The Tennessee Tech students went to the site at Murray State University in Murray, Kentucky. They worked feverishly in two teams to solve as many of seven challenging programming problems as they could in five hours, the time limit for the contest. They had to write working programs in the language of their choice (C, C++, or Pascal). Each team had a personal computer at its disposal. The problems ranged from analysis of DNA sequences from molecular biology to simulating calculators that use numbers in bases other than decimal. A team consisting of Alan Davies, Bill Morefield and Benji York placed second out of 15 teams at the Murray site, beating out a team from the host university, UT-Martin, Belmont University in Nashville and Rhodes College in Memphis, among others. A team from Austin Peay State University in Clarksville won at the Murray site, solving only one more problem than the Tennessee Tech trio.
Morefield, a junior from Newport, said the event gave him "a chance to experience something similar to what I'll face in a career in programming. I was presented with a problem with no prior knowledge and the pressure of a deadline to work against."
Philip Greer and Jason Morse also represented Tennessee Tech in the event. They, too, helped Tennessee Tech achieve the second place win, coach Martha Kosa said, due to their contributions in the many hours of preparation leading up to the event.

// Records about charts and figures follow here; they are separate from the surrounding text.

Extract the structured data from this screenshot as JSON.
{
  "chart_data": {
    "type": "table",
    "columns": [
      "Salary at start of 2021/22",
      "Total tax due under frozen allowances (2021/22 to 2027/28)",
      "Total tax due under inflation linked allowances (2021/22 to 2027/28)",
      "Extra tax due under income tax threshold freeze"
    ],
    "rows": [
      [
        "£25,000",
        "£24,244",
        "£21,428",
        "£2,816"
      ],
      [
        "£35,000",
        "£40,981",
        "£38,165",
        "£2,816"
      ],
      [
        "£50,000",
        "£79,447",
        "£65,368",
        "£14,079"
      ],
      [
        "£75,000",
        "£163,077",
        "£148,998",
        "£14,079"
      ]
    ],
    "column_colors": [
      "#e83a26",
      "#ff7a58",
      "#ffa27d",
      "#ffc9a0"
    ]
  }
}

"The contest was taxing," Greer said. "Programming for five hours and only obtaining a 'wrong' if there was a problem with our solution--and not a why--tended to cause a considerable headache." Nevertheless Greer, a senior from Hendersonville, says he's already looking forward to taking part in the event next year.
Kosa, an assistant professor of computer science, said the programming contest is an excellent learning experience because it reinforces problem solving skills, fosters cooperation among students, and forces students to budget their limited time. Along with Kosa, computer science faculty members Frank Hadlock and Jonathan Blake helped the students prepare for the event.
Tennessee Tech is no stranger to success in programming contests. In 1990, a team placed first in the whole southeast region and competed in the national finals. In 1993, a team placed fourth at Murray, and last year a team placed third there.